Quanto ao papel dos influenciadores e das “autoridades” em saúde sem formação adequada, deixo-vos o caso flagrante de Belle Gibson. Esta influenciadora australiana alegava ter curado o seu cancro cerebral com dietas naturais e tratamentos alternativos.
Fez uma fortuna a publicar livros, e até Apps. Até que se veio a saber que nunca tinha tido cancro, e acabou por ser condenada pela justiça. O perigo? Que muitas pessoas abandonaram os tratamentos convencionais dos seus cancros em busca de “métodos alternativos” sem evidência nenhuma. Pessoas morreram por causa desta influenciadora.

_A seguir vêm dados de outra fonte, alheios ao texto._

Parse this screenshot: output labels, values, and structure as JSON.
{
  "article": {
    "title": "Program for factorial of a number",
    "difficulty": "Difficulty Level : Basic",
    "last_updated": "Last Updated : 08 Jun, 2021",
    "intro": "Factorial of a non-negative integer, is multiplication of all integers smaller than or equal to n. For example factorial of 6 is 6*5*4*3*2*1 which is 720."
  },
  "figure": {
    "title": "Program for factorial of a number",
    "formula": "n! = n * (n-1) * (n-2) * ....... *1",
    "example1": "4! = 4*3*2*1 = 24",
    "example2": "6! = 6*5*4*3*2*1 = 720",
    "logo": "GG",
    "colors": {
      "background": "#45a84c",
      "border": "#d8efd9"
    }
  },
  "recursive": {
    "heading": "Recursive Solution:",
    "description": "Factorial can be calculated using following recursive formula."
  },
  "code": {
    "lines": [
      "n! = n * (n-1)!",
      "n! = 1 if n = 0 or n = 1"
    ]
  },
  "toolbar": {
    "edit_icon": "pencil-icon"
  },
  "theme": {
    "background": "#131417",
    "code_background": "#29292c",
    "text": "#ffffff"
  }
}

Em pediatria, também existem exemplos concretos de desinformação. Um deles, por exemplo, é o de que os antibióticos curam as constipações. De onde surgiu esta noção? Não foi apenas um fator isolado. Na realidade, a diferença entre infeções virais e bacterianas não é conhecida por grande parte da população. Por outro lado, o “milagre” do antibiótico é relativamente recente – antes da sua existência, morriam milhões de pessoas por infeções bacterianas que hoje tratamos com facilidade. Isto leva a que os pacientes exerçam pressão sobre os médicos para a prescrição destes medicamentos, e ainda piora mais pelo facto de existirem infeções víricas que depois se complicam com infeções bacterianas, e que no início não precisavam de antibiótico, e quando chegam ao último médico a ver, este é o “salvador”, pois curou a doença com o... antibiótico (que não era preciso antes).
As terapias milagrosas para doenças crónicas são outro capítulo neste área. Falo-vos de dietas restritivas para tratar/curar o autismo (com base no uso da dieta cetogénica em casos específicos de epilepsia grave), ou da oxigenação em câmara hiperbárica para o tratamento da paralisia cerebral. São pseudotratamentos com risco em saúde para as crianças (défices nutricionais) e que levam a gastos exorbitantes das famílias que não olham a meios para perseguir uma esperança... falsa.
Não é fácil combater a desinformação. Sabem o que é o viés da confirmação? É exatamente aquilo que nos leva a procurar “provas” para algo em que já acreditamos previamente. É muito difícil mudar ideias, ou mentalidades.
A educação da população e a literacia em saúde são os focos principais da atuação dos profissionais de saúde, e existe um claro benefício em usar os meios em que circula a desinformação para disseminar o conhecimento. No caso da pediatria, existem já muitas páginas de colegas pediatras que se dedicam (muitas vezes em sacrifício do seu tempo pessoal) a esta educação em saúde.
( e muitos outros colegas, que merecem o meu e o nosso agradecimento)
Há que focar nas escolas, e nas famílias, como os recetores primordiais desta informação, e ensinar formas de avaliar a qualidade das fontes de informação. Vários organismos públicos dedicam-se a divulgar critérios simples que nos ajudam a perceber como identificar uma fonte como confiável, antes de republicar informações.
A desinformação é, hoje em dia, uma realidade que exige uma abordagem proativa da parte das estruturas responsáveis pela saúde e educação da população, bem como dos profissionais de saúde. Na era digital, uma verdade repetida pode parecer falsa, e uma mentira repetida pode parecer verdade. Cabe a nós, profissionais de saúde, defender a verdade e proteger a saúde dos nossos pacientes.